Complex karyotype in mantle cell lymphoma is a strong prognostic factor for the time to treatment and overall survival, independent of the MCL international prognostic index
Article first published online: 29 OCT 2013
Copyright © 2013 Wiley Periodicals, Inc.
Genes, Chromosomes and Cancer
Volume 53, Issue 1, pages 106–116, January 2014
How to Cite
Sarkozy, C., Terré, C., Jardin, F., Radford, I., Roche-Lestienne, C., Penther, D., Bastard, C., Rigaudeau, S., Pilorge, S., Morschhauser, F., Bouscary, D., Delarue, R., Farhat, H., Rousselot, P., Hermine, O., Tilly, H., Chevret, S. and Castaigne, S. (2014), Complex karyotype in mantle cell lymphoma is a strong prognostic factor for the time to treatment and overall survival, independent of the MCL international prognostic index.

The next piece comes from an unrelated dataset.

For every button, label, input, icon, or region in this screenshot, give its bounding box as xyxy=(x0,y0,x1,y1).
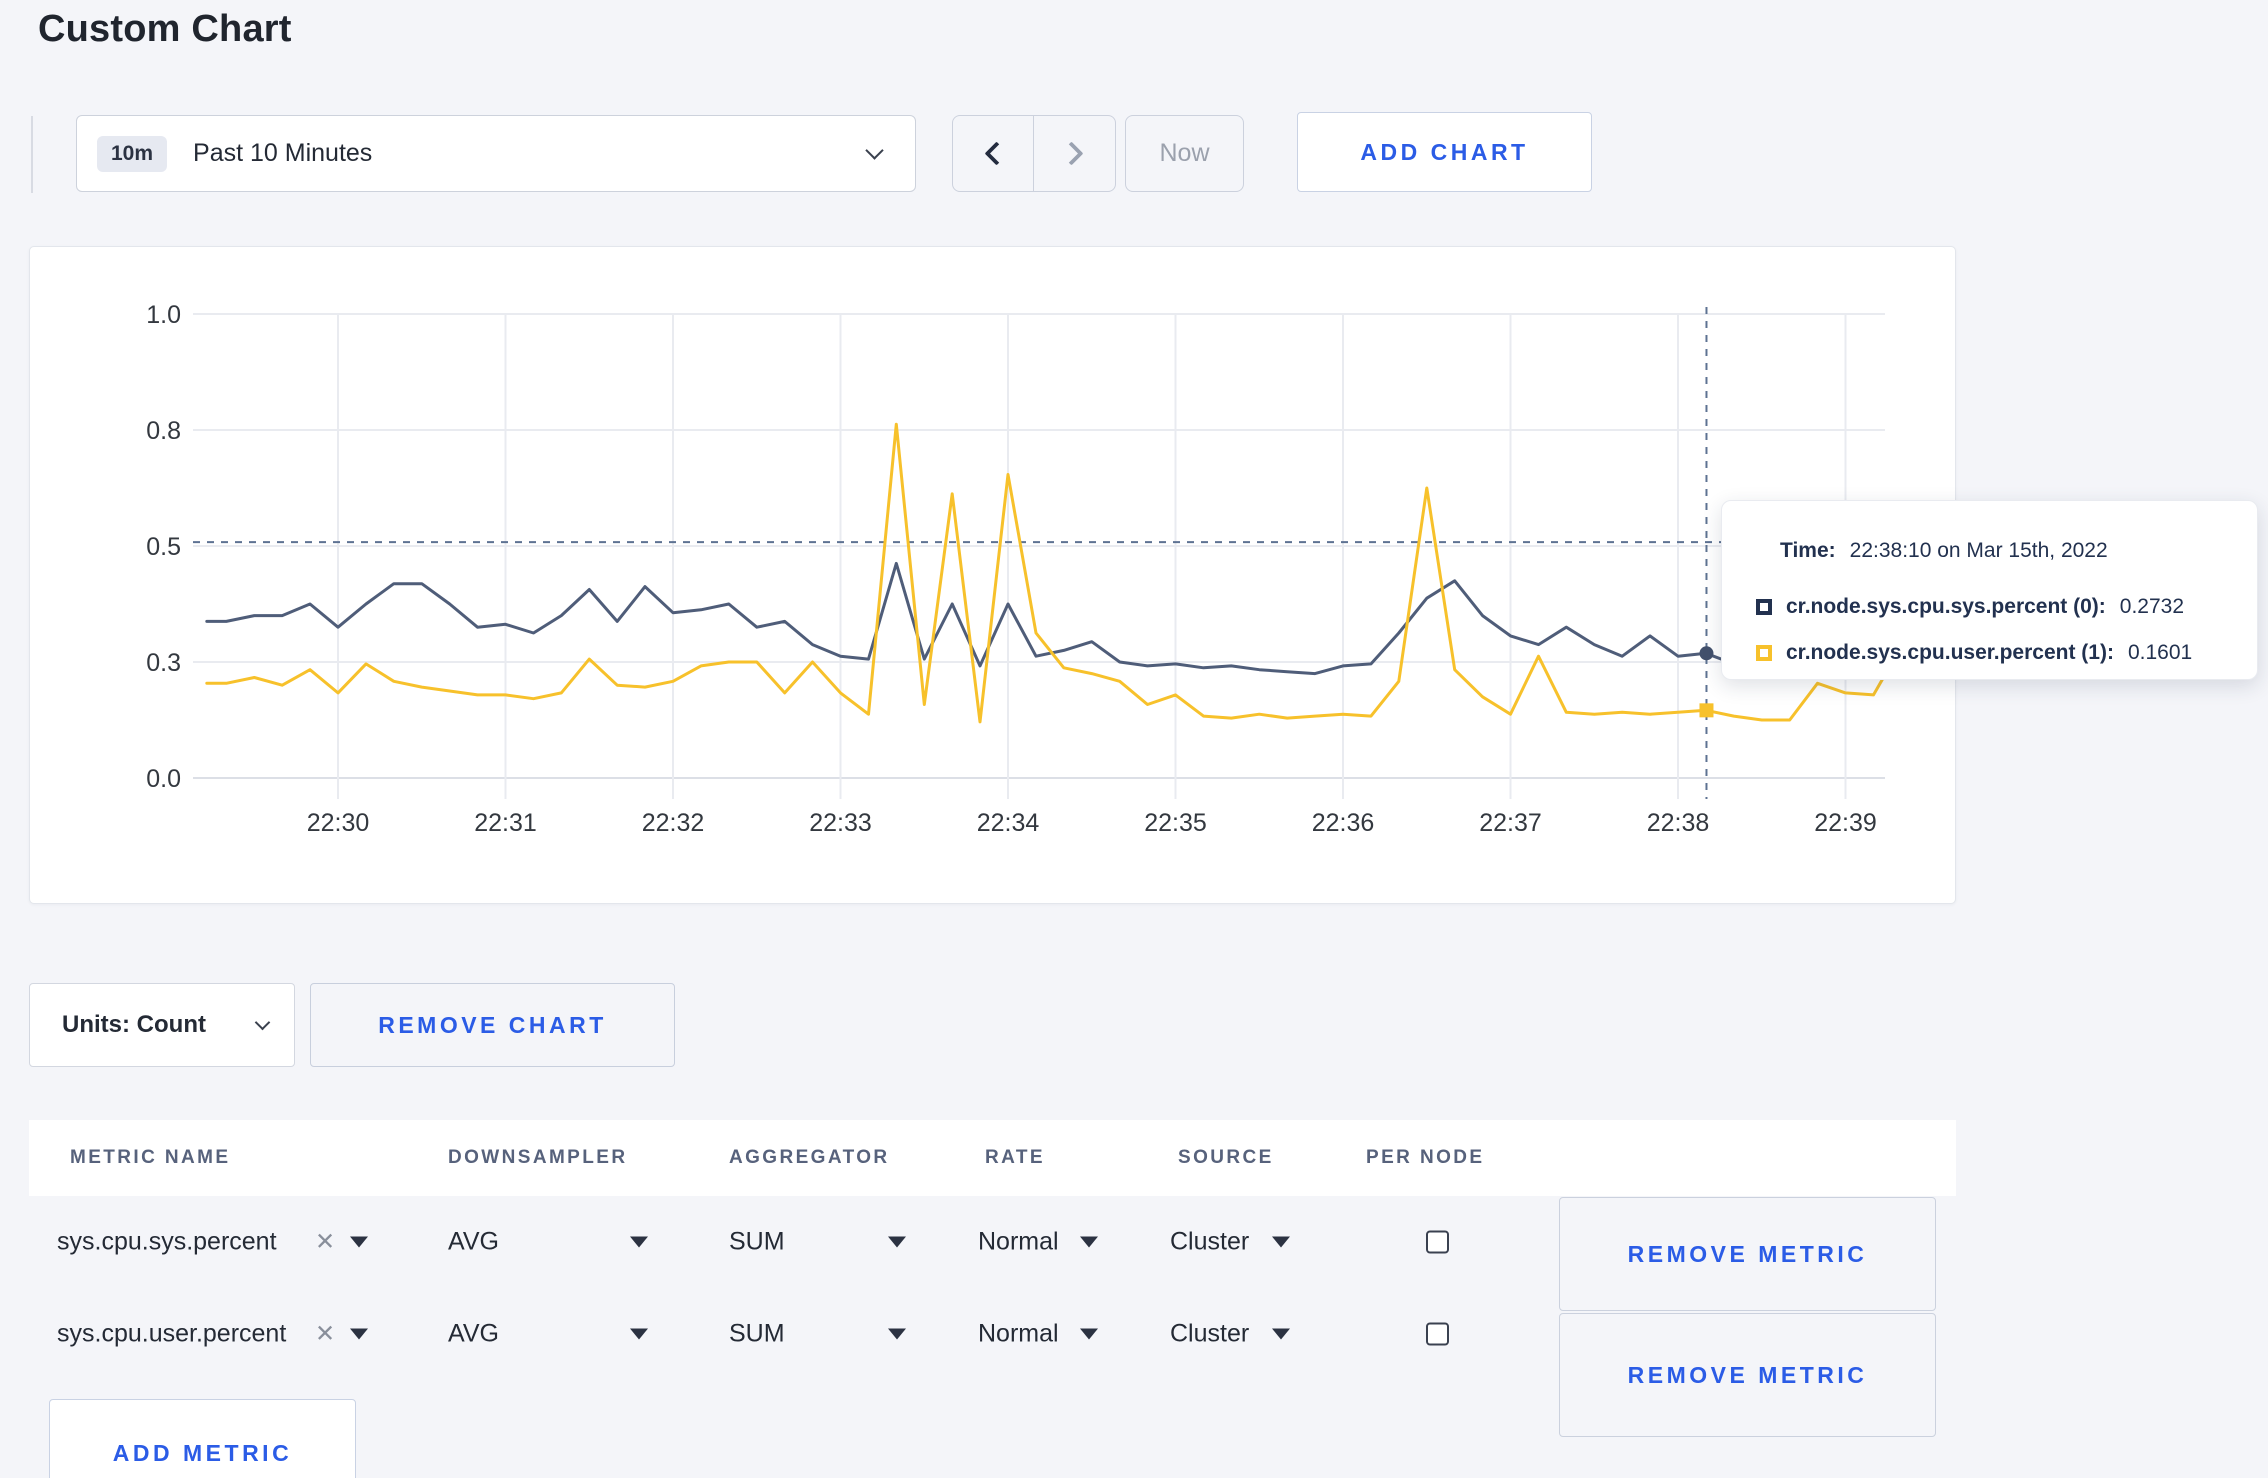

Genes Chromosom. Cancer, 53: 106–116. doi: 10.1002/gcc.22123
- Issue published online: 18 NOV 2013
- Article first published online: 29 OCT 2013
- Manuscript Accepted: 9 OCT 2013
- Manuscript Received: 11 JUL 2013
Mantle cell lymphoma (MCL) is usually an aggressive disease. However, a few patients do have an “indolent” evolution (iMCL) defined by a long survival time without intensive therapy. Many studies highlight the prognostic role of additional genetic abnormalities, but these abnormalities are not routinely tested for and do not yet influence the treatment decision. We aimed to evaluate the prognostic impact of these additional abnormalities detected by conventional cytogenetic testing, as well as their relationships with the clinical characteristics and their value in identifying iMCL. All consecutive MCL cases diagnosed between 1995 and 2011 at four institutions were retrospectively selected on the basis of an informative karyotype with a t(11;14) translocation at the time of diagnosis. A total of 125 patients were included and followed for an actual median time of 35 months. The median overall survival (OS) and survival without treatment (TFS) were 73.7 and 1.3 months, respectively. In multivariable Cox models, a high mantle cell lymphoma international prognostic index score, a complex karyotype, and blastoid morphology were independently associated with a shortened OS. Spleen enlargement, nodal presentation, extra-hematological involvement, and complex karyotypes were associated with shorter TFS. A score based on these factors allowed for the identification of “indolent” patients (median TFS 107 months) from other patients (median TFS: 1 month). In conclusion, in this multicentric cohort of MCL patients, a complex karyotype was associated with a shorter survival time and allowed for the identification of iMCL at the time of diagnosis. © 2013 Wiley Periodicals, Inc.